We observed two distinct regions of intrahost and intragenotypic hypervariability within genotype 3a envelope 2 (E2)—in addition to the previously described HVR1—that we have named HVR495 and HVR575. We show that these regions are subject to positive selection pressure, sometimes very early in acute infection. Although HVR575 has been previously recognized as a site of intergenotypic variation (18), the identification of this region as a hypervariable site within genotype 3a and as a site under early selection pressure leading to variability within the same host has not been previously described.

MATERIALS AND METHODS

Patients.

Plasma samples were obtained and immediately stored at −80°C from 40 treatment naive patients with chronic HCV infection; 18 with subtype 3a, 13 with subtype 1a, and 9 with subtype 1b (John Radcliffe Hospital, Oxford, United Kingdom) and from 4 patients with acute subtype 3a infection sampled at multiple time points longitudinally (San Bortolo Hospital, Vicenza, Italy). Acute HCV was defined as an alanine transaminase (ALT) of >1,000 IU/ml with detectable HCV RNA in the presence of specific risk factors for acute HCV infection (three patients reported a history of recent intravenous drug use, and one had recently undergone orthopedic surgery) and the absence of any other cause of an acute hepatitis. In two of four patients the development of HCV antibody seroconversion was also demonstrated. Local ethical approval was obtained, and all patients gave written informed consent for study participation.

Viral RNA extraction and sequencing.

Plasma (500 μl) was concentrated by high-speed centrifugation (23,600 × g for 1 h) at 4°C. Viral RNA was extracted by using a QIAmp viral RNA minikit (Qiagen). Reverse transcription (RT) and first-round PCR were performed in a single reaction (Superscript III OneStep RT-PCR system with Platinum Taq enzyme; Invitrogen). Subtype 3a, 1a, and 1b specific primers included both previously described and newly designed in-house primers (Table 1) . For subtype 3a, primers 277-For and F4-Rev amplified a 4-kb product that coded Core, E1, and E2 structural proteins. Primers 2412F and 9192R amplified a 7-kb product that coded nonstructural proteins (NS2 to NS5). The RT-PCR cycling conditions were as follows: 55°C for 30 min and 94°C for 2 min, followed by 39 cycles of 94°C for 15 s, 60°C and 58°C for 30 s (7- and 4-kb reactions, respectively), 68°C for 1 min/kb, and a final extension of 68°C for 10 min. Second-round PCR used High Fidelity Taq DNA polymerase (Roche), in nested PCRs (Core, 277-For and 977-Re [600 bp]; E1-745-For and 1585-Rev [840 bp]; E2-1435-For and 2982-Rev [1,547 bp]; F4-F10 primer pairs [∼1 kb each]).
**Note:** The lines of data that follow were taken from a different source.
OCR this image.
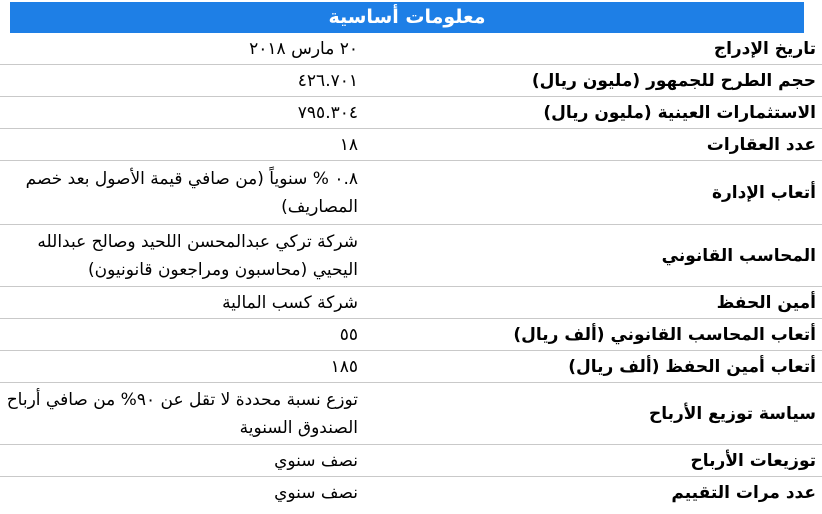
معلومات أساسية
تاريخ الإدراج
٢٠ مارس ٢٠١٨
حجم الطرح للجمهور (مليون ريال)
٤٢٦.٧٠١
الاستثمارات العينية (مليون ريال)
٧٩٥.٣٠٤
عدد العقارات
١٨
أتعاب الإدارة
٠.٨ % سنوياً (من صافي قيمة الأصول بعد خصم المصاريف)
المحاسب القانوني
شركة تركي عبدالمحسن اللحيد وصالح عبدالله اليحيي (محاسبون ومراجعون قانونيون)
أمين الحفظ
شركة كسب المالية
أتعاب المحاسب القانوني (ألف ريال)
٥٥
أتعاب أمين الحفظ (ألف ريال)
١٨٥
سياسة توزيع الأرباح
توزع نسبة محددة لا تقل عن ٩٠% من صافي أرباح الصندوق السنوية
توزيعات الأرباح
نصف سنوي
عدد مرات التقييم
نصف سنوي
PCR conditions were set according to the manufacturer's instructions. For genotype 1 samples, primers UTR-246.for and NS4a-5315.rev amplified a 5,063-bp fragment (17). A second-round PCR was performed to produce a 1,260-bp fragment of E2 using the inner primers outerCE1.for and BlyR1.4 (31). Second-round PCR fragments were gel purified (Qiagen) and sequenced bidirectionally with second-round PCR inner primers and additional inner primers using Prism BigDye (Applied Biosystems) on an ABI 3100 DNA automated sequencer. Each sequence was edited by using X11 software and aligned by using Se-Al (http://tree.bio.ed.ac.uk) to obtain full-length genomic sequence for each subtype 3a patient and E2 sequences of genotype 1 patients.

TABLE 1.

Primers used to obtain viral sequence of HCV subtype 3a

Primer Sequence (5′-3′) Binding site (nt)a Source or reference
F4 For TGGGATGGGCGCTGAAATGGGA 2470 In-house
F4 Rev CTGGGTAGCCGTAGAAAGCACCT 3520 In-house
F5 For ACAGCATACGCCCAGCAAACTAGG 3429 In-house
F5 Rev TAGAATGTGGCACAGTGATGCTGC 4399 In-house
F6 For GATGAATGTCATGCCCAAGACGCTAC 4287 In-house
F6 Rev GCCATGATGTATTTTGTGATGGGGTGTG 5254 In-house
F7 For TGTCTCGTGCGGCTTAAGCCAA 5169 In-house
F7 Rev GTGACAGTTAGAGAACTCAGCAATG 6178 In-house
F8 For GGAGGGAGCGGTACAGTGGATGA 6068 In-house
F8 Rev CACAACCTTTGTTTCAGACTCCACCCG 7068 In-house
F9 For TGAGCTAGTGGACGCCAACTTGTTATG 7013 In-house
F9 Rev GTTCTTCGCCATGATGGTGGTTGGAAT 8001 In-house
F10 For CGAAGTTCGGGTATAGTGCGAAGGA 7897 In-house
F10 Rev TGCCCGATGTCTCCAAGCTCGTA 9091 In-house
HCV_2412 F2 CACCTCCACCARAACATYGT 2412 In-house
HCV_9192R GGAGTGAGTTTGAGCTTGGT 9195 In-house
UTR_277-For CCTTGTGGTACTGCCTGATAG 279 2
977-Rev GTCHTCRGCCTCATACACAAT 975 2
745-For TACATCCCGCTCGTCGGC 747 In-house
E2-1585-Rev ATGTGCCACGAGCCATTGGT 1587 2
1435-For GGCAACTGGGCCAAGGTCGC 1437 In-house
2982-Rev ATAAAGCAGGCTTGTTAG 2967 In-house
2237-For TCAAGGTGAGGATGTTTGTG 2221 In-house
2340-Rev GAATGCAGCAGCGGATGTTGC 2324 In-house
Utr-246.for GACTGCTAGCCGAGTAGTGTTG 248 17
NS4a-5315.rev CGACCTCYARGTCNGCYCACATRC 5310 17
outerCE1.for ATGATGATGAACTGGTCNCCYAC 1308 In-house
BlyR1.4 CTAYCAGCARCATCATCC 2251 31
a

nt, nucleotide.

E2 cloning.

The entire E2 PCR product (1,105 nucleotides) was cloned (TOPO TA cloning kit [Invitrogen]) for patients with acute genotype 3a HCV infection (It13, It14, It16, and It17) at multiple (n = 4 to 6) time points (It13 [total 75 clones, mean number of clones per time point = 19]; It14 [total 91 clones, mean number clones per time point = 20.5; It16 [total 85 clones, mean number clones per time point = 22.3]; It17 [total 109 clones, mean number clones per time point 18.1]). The entire E2 protein was also cloned for patients with chronic HCV infection; 9 with subtype 3a, 9 with subtype 1a, and 7 with subtype 1b (6 to 26 clones per patient; mean = 18.7 clones). Colonies were grown overnight and plasmid DNA purified by using a Montage plasmid miniprep kit (Millipore). EcoRI digestion identified positive clones, which were sequenced bidirectionally using M13For, M13Rev, and additional internal primers. Sequences were aligned and edited by using Sequencher software (GeneCodes Corp.).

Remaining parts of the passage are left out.